A lanterna do compadre do Arruda

     Todos se espantaram quando o galo cantou tamanha nove horas da noite. Ainda estavam todos numa roda de conversa, daquelas depois do trabalho. Acharam estranho, como um galo poderia se enganar em sua função primeira, que é despertar o homem trabalhador na hora exata, antes mesmo do sol mostra seus primeiros raios? Mas o Arruda veio logo com explicação para tal devaneio daquele galináceo cantador, cujo canto desencadeou um coro eufórico de outros de sua espécie e foi uma cantoria geral, como se fosse cinco da matina. Só pode ser meu compadre!  Comentou o Arruda.
     - Como assim teu compadre, Arruda? Indagou o colega de copo.
     - Ele disse que ia caçar hoje! Respondeu nosso “herói”!
     - Mas o que a caçada dele tem haver com o canto do galo? Quis saber outro amigo.

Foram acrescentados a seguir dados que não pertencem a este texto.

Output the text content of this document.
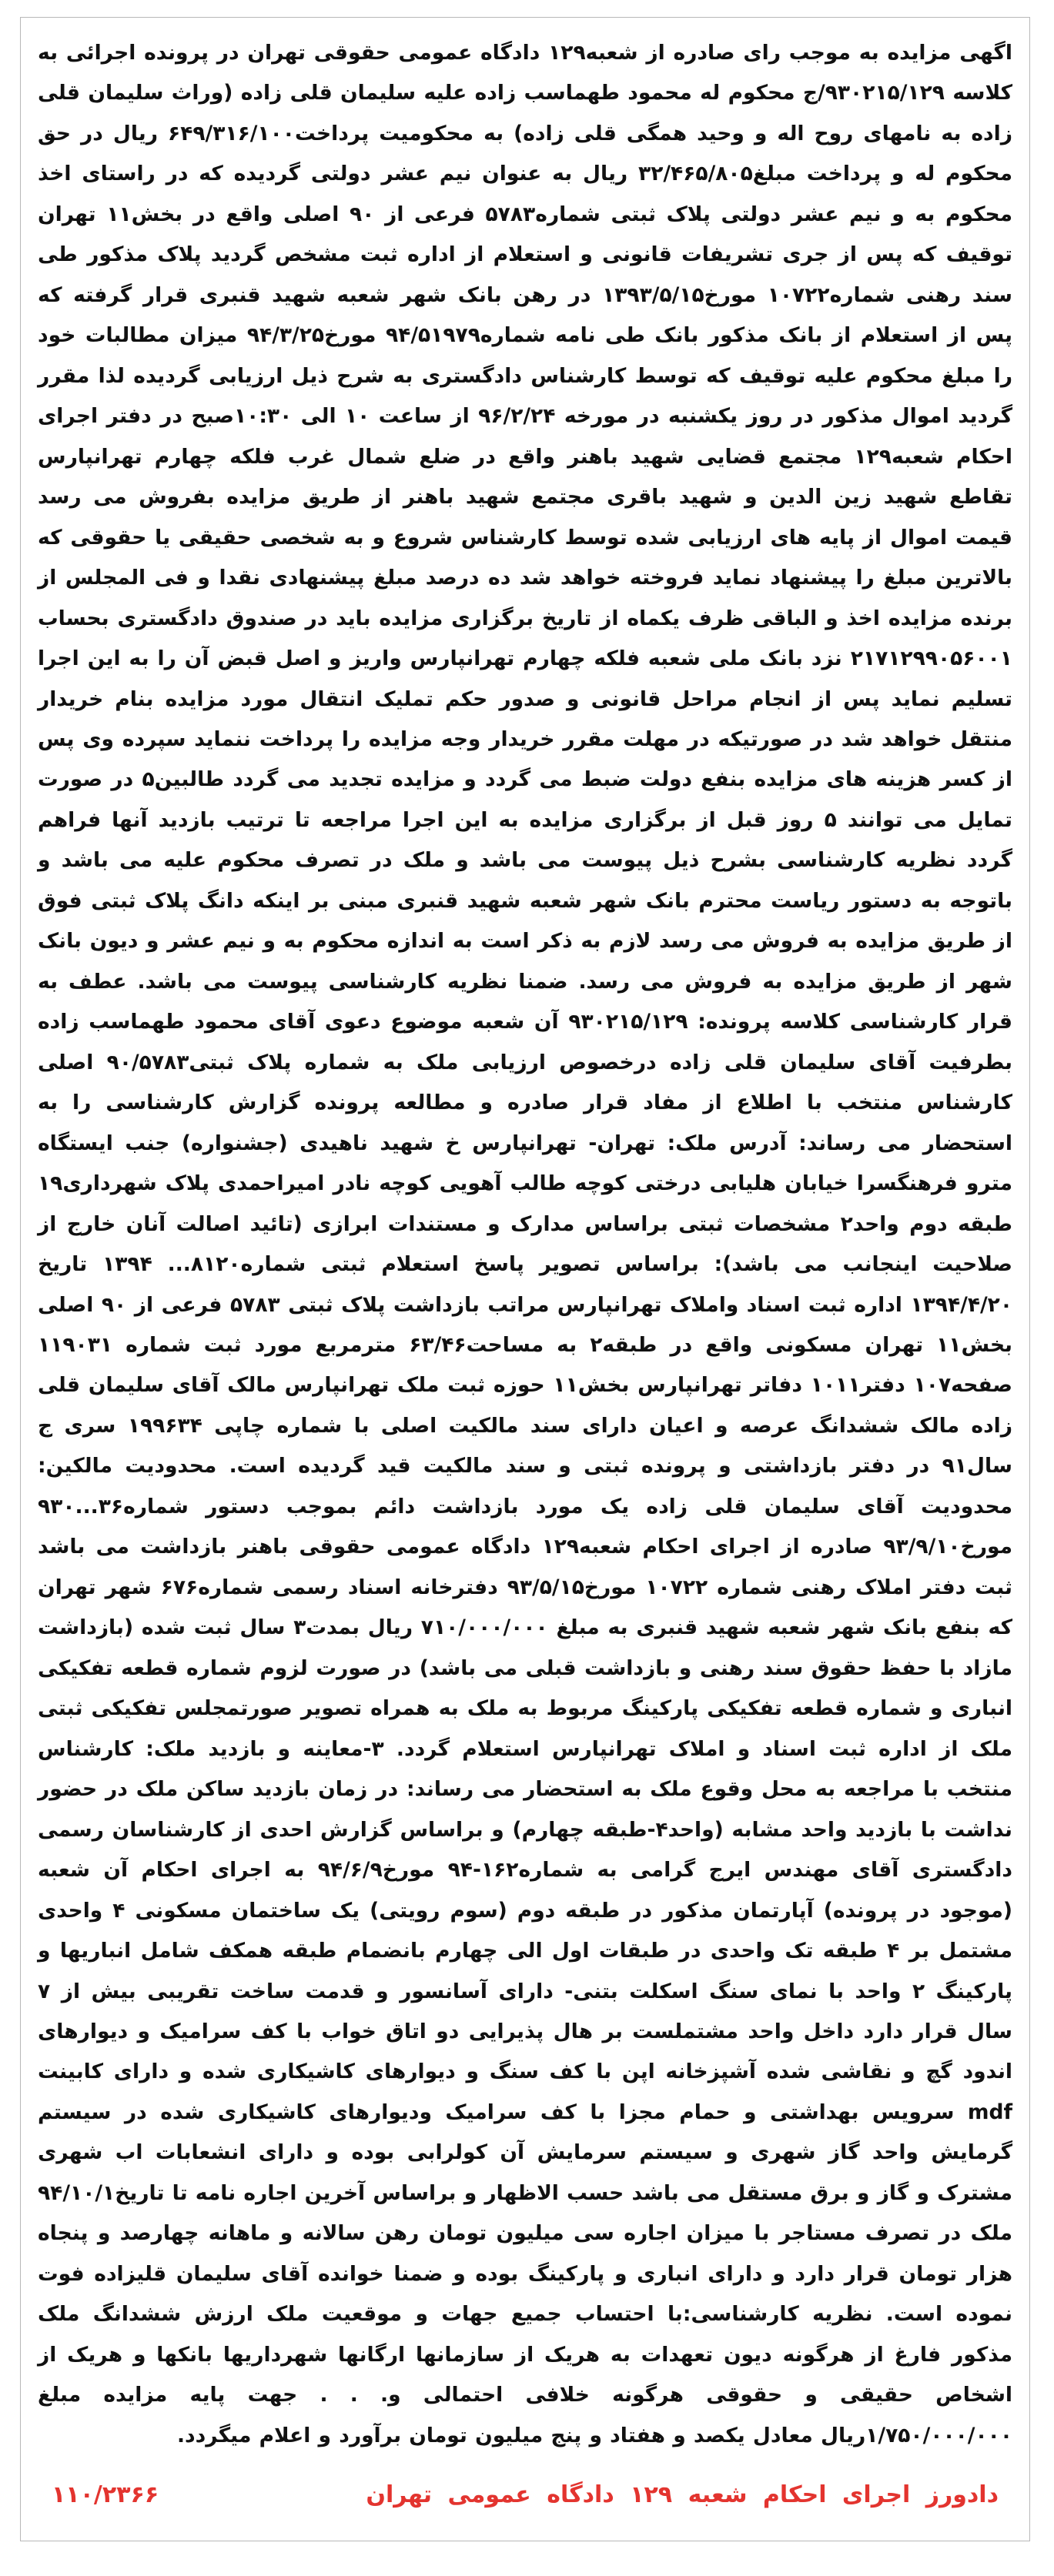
اگهی مزایده به موجب رای صادره از شعبه۱۲۹ دادگاه عمومی حقوقی تهران در پرونده اجرائی به کلاسه ۹۳۰۲۱۵/۱۲۹/ج محکوم له محمود طهماسب زاده علیه سلیمان قلی زاده (وراث سلیمان قلی زاده به نامهای روح اله و وحید همگی قلی زاده) به محکومیت پرداخت۶۴۹/۳۱۶/۱۰۰ ریال در حق محکوم له و پرداخت مبلغ۳۲/۴۶۵/۸۰۵ ریال به عنوان نیم عشر دولتی گردیده که در راستای اخذ محکوم به و نیم عشر دولتی پلاک ثبتی شماره۵۷۸۳ فرعی از ۹۰ اصلی واقع در بخش۱۱ تهران توقیف که پس از جری تشریفات قانونی و استعلام از اداره ثبت مشخص گردید پلاک مذکور طی سند رهنی شماره۱۰۷۲۲ مورخ۱۳۹۳/۵/۱۵ در رهن بانک شهر شعبه شهید قنبری قرار گرفته که پس از استعلام از بانک مذکور بانک طی نامه شماره۹۴/۵۱۹۷۹ مورخ۹۴/۳/۲۵ میزان مطالبات خود را مبلغ محکوم علیه توقیف که توسط کارشناس دادگستری به شرح ذیل ارزیابی گردیده لذا مقرر گردید اموال مذکور در روز یکشنبه در مورخه ۹۶/۲/۲۴ از ساعت ۱۰ الی ۱۰:۳۰صبح در دفتر اجرای احکام شعبه۱۲۹ مجتمع قضایی شهید باهنر واقع در ضلع شمال غرب فلکه چهارم تهرانپارس تقاطع شهید زین الدین و شهید باقری مجتمع شهید باهنر از طریق مزایده بفروش می رسد قیمت اموال از پایه های ارزیابی شده توسط کارشناس شروع و به شخصی حقیقی یا حقوقی که بالاترین مبلغ را پیشنهاد نماید فروخته خواهد شد ده درصد مبلغ پیشنهادی نقدا و فی المجلس از برنده مزایده اخذ و الباقی ظرف یکماه از تاریخ برگزاری مزایده باید در صندوق دادگستری بحساب ۲۱۷۱۲۹۹۰۵۶۰۰۱ نزد بانک ملی شعبه فلکه چهارم تهرانپارس واریز و اصل قبض آن را به این اجرا تسلیم نماید پس از انجام مراحل قانونی و صدور حکم تملیک انتقال مورد مزایده بنام خریدار منتقل خواهد شد در صورتیکه در مهلت مقرر خریدار وجه مزایده را پرداخت ننماید سپرده وی پس از کسر هزینه های مزایده بنفع دولت ضبط می گردد و مزایده تجدید می گردد طالبین۵ در صورت تمایل می توانند ۵ روز قبل از برگزاری مزایده به این اجرا مراجعه تا ترتیب بازدید آنها فراهم گردد نظریه کارشناسی بشرح ذیل پیوست می باشد و ملک در تصرف محکوم علیه می باشد و باتوجه به دستور ریاست محترم بانک شهر شعبه شهید قنبری مبنی بر اینکه دانگ پلاک ثبتی فوق از طریق مزایده به فروش می رسد لازم به ذکر است به اندازه محکوم به و نیم عشر و دیون بانک شهر از طریق مزایده به فروش می رسد. ضمنا نظریه کارشناسی پیوست می باشد. عطف به قرار کارشناسی کلاسه پرونده: ۹۳۰۲۱۵/۱۲۹ آن شعبه موضوع دعوی آقای محمود طهماسب زاده بطرفیت آقای سلیمان قلی زاده درخصوص ارزیابی ملک به شماره پلاک ثبتی۹۰/۵۷۸۳ اصلی کارشناس منتخب با اطلاع از مفاد قرار صادره و مطالعه پرونده گزارش کارشناسی را به استحضار می رساند: آدرس ملک: تهران- تهرانپارس خ شهید ناهیدی (جشنواره) جنب ایستگاه مترو فرهنگسرا خیابان هلیابی درختی کوچه طالب آهویی کوچه نادر امیراحمدی پلاک شهرداری۱۹ طبقه دوم واحد۲ مشخصات ثبتی براساس مدارک و مستندات ابرازی (تائید اصالت آنان خارج از صلاحیت اینجانب می باشد): براساس تصویر پاسخ استعلام ثبتی شماره۸۱۲۰... ۱۳۹۴ تاریخ ۱۳۹۴/۴/۲۰ اداره ثبت اسناد واملاک تهرانپارس مراتب بازداشت پلاک ثبتی ۵۷۸۳ فرعی از ۹۰ اصلی بخش۱۱ تهران مسکونی واقع در طبقه۲ به مساحت۶۳/۴۶ مترمربع مورد ثبت شماره ۱۱۹۰۳۱ صفحه۱۰۷ دفتر۱۰۱۱ دفاتر تهرانپارس بخش۱۱ حوزه ثبت ملک تهرانپارس مالک آقای سلیمان قلی زاده مالک ششدانگ عرصه و اعیان دارای سند مالکیت اصلی با شماره چاپی ۱۹۹۶۳۴ سری ج سال۹۱ در دفتر بازداشتی و پرونده ثبتی و سند مالکیت قید گردیده است. محدودیت مالکین: محدودیت آقای سلیمان قلی زاده یک مورد بازداشت دائم بموجب دستور شماره۳۶...۹۳۰ مورخ۹۳/۹/۱۰ صادره از اجرای احکام شعبه۱۲۹ دادگاه عمومی حقوقی باهنر بازداشت می باشد ثبت دفتر املاک رهنی شماره ۱۰۷۲۲ مورخ۹۳/۵/۱۵ دفترخانه اسناد رسمی شماره۶۷۶ شهر تهران که بنفع بانک شهر شعبه شهید قنبری به مبلغ ۷۱۰/۰۰۰/۰۰۰ ریال بمدت۳ سال ثبت شده (بازداشت مازاد با حفظ حقوق سند رهنی و بازداشت قبلی می باشد) در صورت لزوم شماره قطعه تفکیکی انباری و شماره قطعه تفکیکی پارکینگ مربوط به ملک به همراه تصویر صورتمجلس تفکیکی ثبتی ملک از اداره ثبت اسناد و املاک تهرانپارس استعلام گردد. ۳-معاینه و بازدید ملک: کارشناس منتخب با مراجعه به محل وقوع ملک به استحضار می رساند: در زمان بازدید ساکن ملک در حضور نداشت با بازدید واحد مشابه (واحد۴-طبقه چهارم) و براساس گزارش احدی از کارشناسان رسمی دادگستری آقای مهندس ایرج گرامی به شماره۱۶۲-۹۴ مورخ۹۴/۶/۹ به اجرای احکام آن شعبه (موجود در پرونده) آپارتمان مذکور در طبقه دوم (سوم رویتی) یک ساختمان مسکونی ۴ واحدی مشتمل بر ۴ طبقه تک واحدی در طبقات اول الی چهارم بانضمام طبقه همکف شامل انباریها و پارکینگ ۲ واحد با نمای سنگ اسکلت بتنی- دارای آسانسور و قدمت ساخت تقریبی بیش از ۷ سال قرار دارد داخل واحد مشتملست بر هال پذیرایی دو اتاق خواب با کف سرامیک و دیوارهای اندود گچ و نقاشی شده آشپزخانه اپن با کف سنگ و دیوارهای کاشیکاری شده و دارای کابینت mdf سرویس بهداشتی و حمام مجزا با کف سرامیک ودیوارهای کاشیکاری شده در سیستم گرمایش واحد گاز شهری و سیستم سرمایش آن کولرابی بوده و دارای انشعابات اب شهری مشترک و گاز و برق مستقل می باشد حسب الاظهار و براساس آخرین اجاره نامه تا تاریخ۹۴/۱۰/۱ ملک در تصرف مستاجر با میزان اجاره سی میلیون تومان رهن سالانه و ماهانه چهارصد و پنجاه هزار تومان قرار دارد و دارای انباری و پارکینگ بوده و ضمنا خوانده آقای سلیمان قلیزاده فوت نموده است. نظریه کارشناسی:با احتساب جمیع جهات و موقعیت ملک ارزش ششدانگ ملک مذکور فارغ از هرگونه دیون تعهدات به هریک از سازمانها ارگانها شهرداریها بانکها و هریک از اشخاص حقیقی و حقوقی هرگونه خلافی احتمالی و. . . جهت پایه مزایده مبلغ ۱/۷۵۰/۰۰۰/۰۰۰ریال معادل یکصد و هفتاد و پنج میلیون تومان برآورد و اعلام میگردد.
دادورز اجرای احکام شعبه ۱۲۹ دادگاه عمومی تهران
۱۱۰/۲۳۶۶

     O compadre do Arruda é mais cheio de presepada que o próprio. Sempre que ia caça levava uma lanterna que ele mesmo fizera, depois de muitas “erradas”, por causa de outra, toda velha e descascada, resolveu montar uma que tivesse muita potencia e um foco que não o fizesse errar mais nenhum tiro. Assim como seu compadre, era um exímio caçador. Contudo de uns tempos pra cá errava o bicho a um palmo. Culpava a lanterna, claro. Já viram algum caçador assumir que errou um tiro de tão perto – só quem não errava um tiro era Alexandre, personagem daquele escritor famoso, que tinha a tão famosa lazarina que não espalhava chumbo. Sempre tem que ter um desculpado nessas histórias, ou foi o vento, o animal foi rápido e assim por diante. Mas antes que me perguntem o que esse tal farolete tem haver com o canto do galo, que era o foco inicial dessa história. Basta ter paciência e observa o resto do raconto.
     Na primeira caçada do compadre do Arruda com sua lanterna nova já deu muito o que falar. Ele estava no mutá, ouvindo os rastros de uma paca. Pra quem não sabe nade de caçada, assim como eu, fui pesquisar, perguntar para quem está acostumado nessa atividade, o que era um mutá. Explicaram-me que se tratava de local, feito entre duas árvores, não muito grandes, nas quais se colocam, entre elas galhos fortes, tipo um trave de futebol, só que com o travessão com dois ou mais galhos, onde o caçador fica no alto, esperando sua caça. Pois bem, lá de cima ele ouviu a paca na comidia, armou a espingarda – calibre 20 –, colocou a lanterna em cima da espingarda e mirou, segurando-as juntas. Mas para sua surpresa, quando ligou o artefato luminoso, um raio de luz muito forte foi em cheio na cara da paca, assando-a na hora, isso mesmo, nem foi preciso apertar o gatilho, a paca morreu com a cara toda queimada. Acontece que essa lanterna nova do compadre do Arruda foi projetada, com apenas 72 elementos, isso mesmo 72 pilhas. Calculando... 72 vezes 1,5 volts, dá mais ou menos 108 v. Uma boa potência! Não é? Não me perguntem como ele conseguia carregá-la, pois isso faz parte do encanto da narrativa, mas ela tinha tanta potência que queimava tudo o que focava.
     Desde essa primeira experiência com a lanterna, o compadre do Arruda ia caça e já não levava mais a espingarda. Matava pássaros, cutia, veado, queixada, até onça ele matou com sua lanterna megaultrapowerpotente e trazia suas caças tudo assado.
     Ah, sim! Já ia esquecendo do galo. Pois é, essa foi a explicação que o Arruda deu para seu colegas de rodada. É que quando seu compadre ligou a lanterna, devia estar focando em algum macaco prego, lá onde caçava, a uns dez quilômetros dali, confundiu o galo que pensou estar atrasado em suas obrigações deixado por Deus, e começou a cantar desesperadamente atiçando os outros.